Seth, "It’s a Good Life, If You Don’t Weaken"
"It's a Good Life" is a fluid, understated story of Seth's quest to track down information about an old, obscure artist named Kalo. Seth tells his story in a gorgeous two-color format, giving the book an antiquated look that perfectly complements the writer/narrator's obsession with the past. Seth is one of the most interesting and gifted graphic novelists working today, and he’ll be featured in a “Spotlight on” session scheduled for Saturday at 3:00 in Room 8.
Adrian Tomine, "Sleepwalk and Other Stories"
Tomine’s long-running comic book series, "Optic Nerve," often features stories about rudderless, angst-ridden young people. His collection "Sleepwalk" features some of the best of these stories, and in them he depicts characters, situations, and conflicts with a clarity and minimalism reminiscent of Raymond Carver's early fiction. A gifted writer and artist, Tomine experiments with both his narrative and artistic style in this particular collection.
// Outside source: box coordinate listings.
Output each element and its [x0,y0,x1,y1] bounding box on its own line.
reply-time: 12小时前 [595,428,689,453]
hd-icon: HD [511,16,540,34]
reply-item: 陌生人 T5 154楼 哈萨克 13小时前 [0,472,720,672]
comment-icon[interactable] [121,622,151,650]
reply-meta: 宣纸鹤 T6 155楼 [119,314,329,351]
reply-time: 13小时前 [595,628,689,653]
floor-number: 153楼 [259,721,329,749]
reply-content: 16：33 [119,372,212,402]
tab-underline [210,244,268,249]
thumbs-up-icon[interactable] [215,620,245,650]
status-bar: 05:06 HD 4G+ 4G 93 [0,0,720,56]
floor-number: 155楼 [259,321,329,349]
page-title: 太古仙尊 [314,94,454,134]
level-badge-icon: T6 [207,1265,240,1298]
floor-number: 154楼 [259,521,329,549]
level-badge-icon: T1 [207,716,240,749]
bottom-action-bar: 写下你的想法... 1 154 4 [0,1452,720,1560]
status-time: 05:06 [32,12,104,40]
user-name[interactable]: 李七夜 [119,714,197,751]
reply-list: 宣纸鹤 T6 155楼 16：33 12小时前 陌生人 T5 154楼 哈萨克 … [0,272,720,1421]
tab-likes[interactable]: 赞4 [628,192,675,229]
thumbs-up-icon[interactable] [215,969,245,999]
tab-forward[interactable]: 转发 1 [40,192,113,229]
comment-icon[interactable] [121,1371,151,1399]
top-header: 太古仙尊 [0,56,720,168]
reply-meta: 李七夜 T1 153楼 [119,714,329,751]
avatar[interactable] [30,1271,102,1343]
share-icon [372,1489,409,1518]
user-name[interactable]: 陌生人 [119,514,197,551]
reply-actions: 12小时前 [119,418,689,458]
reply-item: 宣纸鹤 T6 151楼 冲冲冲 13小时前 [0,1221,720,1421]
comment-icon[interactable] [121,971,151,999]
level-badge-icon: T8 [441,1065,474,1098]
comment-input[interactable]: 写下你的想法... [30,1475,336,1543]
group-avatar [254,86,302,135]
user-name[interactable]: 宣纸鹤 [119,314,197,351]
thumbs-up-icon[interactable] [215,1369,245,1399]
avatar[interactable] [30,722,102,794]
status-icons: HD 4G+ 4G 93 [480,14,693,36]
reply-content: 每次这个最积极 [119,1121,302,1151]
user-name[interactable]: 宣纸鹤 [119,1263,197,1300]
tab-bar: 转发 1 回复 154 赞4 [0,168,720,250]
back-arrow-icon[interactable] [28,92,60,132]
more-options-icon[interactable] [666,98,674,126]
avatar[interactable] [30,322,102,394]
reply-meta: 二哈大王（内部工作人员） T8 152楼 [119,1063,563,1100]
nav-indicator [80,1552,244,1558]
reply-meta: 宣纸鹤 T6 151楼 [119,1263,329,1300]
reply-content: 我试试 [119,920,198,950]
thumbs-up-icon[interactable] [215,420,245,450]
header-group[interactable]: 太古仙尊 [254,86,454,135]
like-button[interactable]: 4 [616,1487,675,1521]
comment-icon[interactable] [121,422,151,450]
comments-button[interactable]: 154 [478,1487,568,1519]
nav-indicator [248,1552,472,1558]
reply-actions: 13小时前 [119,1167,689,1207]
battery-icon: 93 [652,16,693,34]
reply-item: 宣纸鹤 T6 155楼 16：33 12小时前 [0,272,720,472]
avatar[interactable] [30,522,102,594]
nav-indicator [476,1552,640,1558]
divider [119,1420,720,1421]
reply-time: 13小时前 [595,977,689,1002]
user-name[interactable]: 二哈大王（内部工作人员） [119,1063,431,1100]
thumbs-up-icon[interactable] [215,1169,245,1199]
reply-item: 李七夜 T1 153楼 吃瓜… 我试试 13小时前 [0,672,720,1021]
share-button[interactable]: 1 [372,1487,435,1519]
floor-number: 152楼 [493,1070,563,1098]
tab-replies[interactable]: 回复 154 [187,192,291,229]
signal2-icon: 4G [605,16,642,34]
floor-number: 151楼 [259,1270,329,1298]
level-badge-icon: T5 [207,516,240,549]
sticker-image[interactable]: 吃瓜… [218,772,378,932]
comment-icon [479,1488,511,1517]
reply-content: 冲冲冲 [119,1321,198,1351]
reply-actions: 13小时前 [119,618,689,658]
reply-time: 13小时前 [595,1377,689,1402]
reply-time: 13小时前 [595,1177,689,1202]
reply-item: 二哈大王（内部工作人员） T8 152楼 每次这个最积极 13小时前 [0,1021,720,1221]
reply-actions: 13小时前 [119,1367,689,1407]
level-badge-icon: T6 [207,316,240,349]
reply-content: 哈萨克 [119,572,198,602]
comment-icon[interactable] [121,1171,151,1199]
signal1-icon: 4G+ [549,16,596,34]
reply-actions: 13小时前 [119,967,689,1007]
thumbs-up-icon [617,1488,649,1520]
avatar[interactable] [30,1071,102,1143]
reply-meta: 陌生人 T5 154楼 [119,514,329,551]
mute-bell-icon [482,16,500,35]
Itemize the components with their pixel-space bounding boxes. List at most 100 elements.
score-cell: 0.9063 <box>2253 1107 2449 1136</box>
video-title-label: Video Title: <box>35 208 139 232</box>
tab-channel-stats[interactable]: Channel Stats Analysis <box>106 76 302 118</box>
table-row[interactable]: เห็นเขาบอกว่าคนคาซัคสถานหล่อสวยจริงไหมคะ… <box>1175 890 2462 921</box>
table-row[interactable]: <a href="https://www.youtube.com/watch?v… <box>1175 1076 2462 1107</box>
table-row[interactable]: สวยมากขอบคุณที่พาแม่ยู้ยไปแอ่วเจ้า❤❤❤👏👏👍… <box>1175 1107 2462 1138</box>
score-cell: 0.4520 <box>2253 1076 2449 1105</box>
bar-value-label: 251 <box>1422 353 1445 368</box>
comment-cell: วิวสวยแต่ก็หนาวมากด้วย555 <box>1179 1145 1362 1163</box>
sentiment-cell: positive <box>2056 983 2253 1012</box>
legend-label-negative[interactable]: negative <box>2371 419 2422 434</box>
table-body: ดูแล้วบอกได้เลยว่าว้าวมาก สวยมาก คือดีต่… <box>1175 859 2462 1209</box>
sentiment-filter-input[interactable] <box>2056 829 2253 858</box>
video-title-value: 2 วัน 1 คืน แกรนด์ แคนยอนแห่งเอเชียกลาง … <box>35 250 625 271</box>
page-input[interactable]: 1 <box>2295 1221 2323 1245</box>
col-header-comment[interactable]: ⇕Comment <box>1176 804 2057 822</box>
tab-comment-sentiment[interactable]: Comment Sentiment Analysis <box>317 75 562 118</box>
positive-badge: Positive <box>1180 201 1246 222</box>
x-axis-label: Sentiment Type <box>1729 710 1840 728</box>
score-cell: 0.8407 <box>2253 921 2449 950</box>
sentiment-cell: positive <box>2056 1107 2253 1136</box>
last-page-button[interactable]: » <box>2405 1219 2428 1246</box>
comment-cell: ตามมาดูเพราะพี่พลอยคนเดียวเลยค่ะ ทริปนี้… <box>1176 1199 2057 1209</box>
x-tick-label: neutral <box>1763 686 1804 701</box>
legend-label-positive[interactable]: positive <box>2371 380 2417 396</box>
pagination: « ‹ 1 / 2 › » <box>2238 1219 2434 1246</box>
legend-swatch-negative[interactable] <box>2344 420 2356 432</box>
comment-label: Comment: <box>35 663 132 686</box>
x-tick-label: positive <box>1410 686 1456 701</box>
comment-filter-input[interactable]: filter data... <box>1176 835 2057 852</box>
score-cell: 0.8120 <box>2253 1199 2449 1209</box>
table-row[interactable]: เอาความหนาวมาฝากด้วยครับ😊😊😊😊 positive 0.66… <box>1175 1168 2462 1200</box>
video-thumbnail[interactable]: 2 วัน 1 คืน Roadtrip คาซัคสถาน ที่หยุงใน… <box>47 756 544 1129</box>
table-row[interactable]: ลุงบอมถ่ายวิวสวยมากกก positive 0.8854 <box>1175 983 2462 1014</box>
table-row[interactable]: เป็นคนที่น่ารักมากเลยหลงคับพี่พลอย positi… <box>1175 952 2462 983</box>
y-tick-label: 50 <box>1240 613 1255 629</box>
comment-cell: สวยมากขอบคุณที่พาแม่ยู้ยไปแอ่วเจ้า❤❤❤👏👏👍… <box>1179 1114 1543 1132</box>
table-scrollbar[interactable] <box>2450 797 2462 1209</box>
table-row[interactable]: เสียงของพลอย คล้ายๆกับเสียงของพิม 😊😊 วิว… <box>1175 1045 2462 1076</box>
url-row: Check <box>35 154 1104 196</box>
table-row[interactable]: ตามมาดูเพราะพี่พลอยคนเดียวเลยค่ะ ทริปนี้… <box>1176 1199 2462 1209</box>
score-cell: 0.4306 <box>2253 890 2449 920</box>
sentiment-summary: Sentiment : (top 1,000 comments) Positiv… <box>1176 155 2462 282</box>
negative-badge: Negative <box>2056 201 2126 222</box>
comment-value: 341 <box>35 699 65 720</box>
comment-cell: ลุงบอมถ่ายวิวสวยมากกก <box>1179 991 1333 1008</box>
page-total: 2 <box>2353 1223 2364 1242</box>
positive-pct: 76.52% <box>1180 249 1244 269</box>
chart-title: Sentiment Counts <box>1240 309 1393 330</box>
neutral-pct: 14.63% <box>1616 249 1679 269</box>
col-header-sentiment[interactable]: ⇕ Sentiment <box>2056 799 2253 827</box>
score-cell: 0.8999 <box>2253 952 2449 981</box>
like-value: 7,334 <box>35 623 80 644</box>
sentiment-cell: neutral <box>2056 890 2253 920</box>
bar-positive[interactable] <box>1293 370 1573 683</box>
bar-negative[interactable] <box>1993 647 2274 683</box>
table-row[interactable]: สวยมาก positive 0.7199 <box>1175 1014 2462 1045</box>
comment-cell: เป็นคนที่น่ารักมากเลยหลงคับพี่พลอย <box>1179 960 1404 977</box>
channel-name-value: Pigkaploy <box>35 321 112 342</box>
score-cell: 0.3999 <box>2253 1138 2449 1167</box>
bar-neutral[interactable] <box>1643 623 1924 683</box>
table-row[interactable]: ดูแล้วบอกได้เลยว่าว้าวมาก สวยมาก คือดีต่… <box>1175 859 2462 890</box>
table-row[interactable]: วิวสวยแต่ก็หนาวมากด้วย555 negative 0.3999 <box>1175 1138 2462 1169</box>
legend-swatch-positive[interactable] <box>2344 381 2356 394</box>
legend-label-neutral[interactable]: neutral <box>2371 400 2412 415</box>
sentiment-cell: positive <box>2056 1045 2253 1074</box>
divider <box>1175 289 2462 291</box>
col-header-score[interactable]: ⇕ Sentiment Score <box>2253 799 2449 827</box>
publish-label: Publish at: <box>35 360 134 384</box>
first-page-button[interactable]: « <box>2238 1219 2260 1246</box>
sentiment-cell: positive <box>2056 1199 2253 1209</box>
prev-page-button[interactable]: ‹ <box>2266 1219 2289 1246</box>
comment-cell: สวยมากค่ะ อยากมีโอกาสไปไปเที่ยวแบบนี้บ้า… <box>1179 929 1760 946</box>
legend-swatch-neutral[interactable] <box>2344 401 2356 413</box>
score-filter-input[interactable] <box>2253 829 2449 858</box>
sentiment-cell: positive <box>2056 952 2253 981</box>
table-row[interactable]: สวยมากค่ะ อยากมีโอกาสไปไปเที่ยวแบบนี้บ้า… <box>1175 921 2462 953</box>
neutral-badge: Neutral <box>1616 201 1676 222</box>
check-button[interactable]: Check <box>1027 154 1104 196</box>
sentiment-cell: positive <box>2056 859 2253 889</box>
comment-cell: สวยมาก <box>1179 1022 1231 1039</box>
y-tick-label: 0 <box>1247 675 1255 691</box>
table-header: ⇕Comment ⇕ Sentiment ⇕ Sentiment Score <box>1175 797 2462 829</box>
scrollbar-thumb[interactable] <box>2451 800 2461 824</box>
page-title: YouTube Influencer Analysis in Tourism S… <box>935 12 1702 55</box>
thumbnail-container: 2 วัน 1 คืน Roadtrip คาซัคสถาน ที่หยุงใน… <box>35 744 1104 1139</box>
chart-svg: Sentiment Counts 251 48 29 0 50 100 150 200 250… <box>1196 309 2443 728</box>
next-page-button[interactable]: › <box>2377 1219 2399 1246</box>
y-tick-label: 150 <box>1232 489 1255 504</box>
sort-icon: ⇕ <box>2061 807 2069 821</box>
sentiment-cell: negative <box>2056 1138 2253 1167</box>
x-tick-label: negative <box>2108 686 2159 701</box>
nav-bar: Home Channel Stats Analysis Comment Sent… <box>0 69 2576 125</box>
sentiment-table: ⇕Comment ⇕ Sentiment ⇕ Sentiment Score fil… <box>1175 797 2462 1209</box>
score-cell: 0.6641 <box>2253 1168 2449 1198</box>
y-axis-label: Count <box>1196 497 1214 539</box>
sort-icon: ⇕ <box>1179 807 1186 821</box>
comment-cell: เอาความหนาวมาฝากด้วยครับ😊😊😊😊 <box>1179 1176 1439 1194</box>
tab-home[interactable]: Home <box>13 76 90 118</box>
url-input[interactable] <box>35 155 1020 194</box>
Bill Willingham, "1001 Nights of Snowfall"
Willingham is one of the hottest writers in comics right now, his main title being "Vertigo’s Fables," which follows the intrigues of the fables we all know and love, living secretly among us. "1001 Nights" is a collection of fables-related stories that take place outside of the regular comic series. Featuring a stellar cast of artists, these stories can be enjoyed by both readers and non-readers of "Fables." Willingham will be participating in several DC-related panels at Comic-Con, and he’ll have a “Spotlight on” session on Sunday at 12:00 in Room 2.
Alan Moore, "Batman: The Killing Joke" and "Whatever Happened to the Man of Tomorrow?"
No list would be complete without Alan Moore, whose graphic novel "Watchmen" is widely considered to be the pinnacle of the graphic novel format. Rather than go with the obvious, however, I thought I’d pick two smaller books that focus on iconic characters. "The Killing Joke" (drawn by Watchman artist Dave Gibbons) is a gripping analysis of the Batman-Joker dynamic that ends in a completely unpredictable way. "Man of Tomorrow" (drawn by longtime "Superman" artist Curtis Swan) takes place ten years after Superman's “death” and explains how the Man of Steel met his end. It's a marvelous story in which Moore pays tribute to the various characters in the Superman universe.
Whatever your tastes, you’re going to find something good to read at the Con. Enjoy your time there, and don’t be afraid to take a chance on a graphic novel.
-Rocco Versaci teaches English Literature at Palomar College. He's the author of "This Book Contains Graphic Language: Comics as Literature." This is his 13th year attending Comic-Con.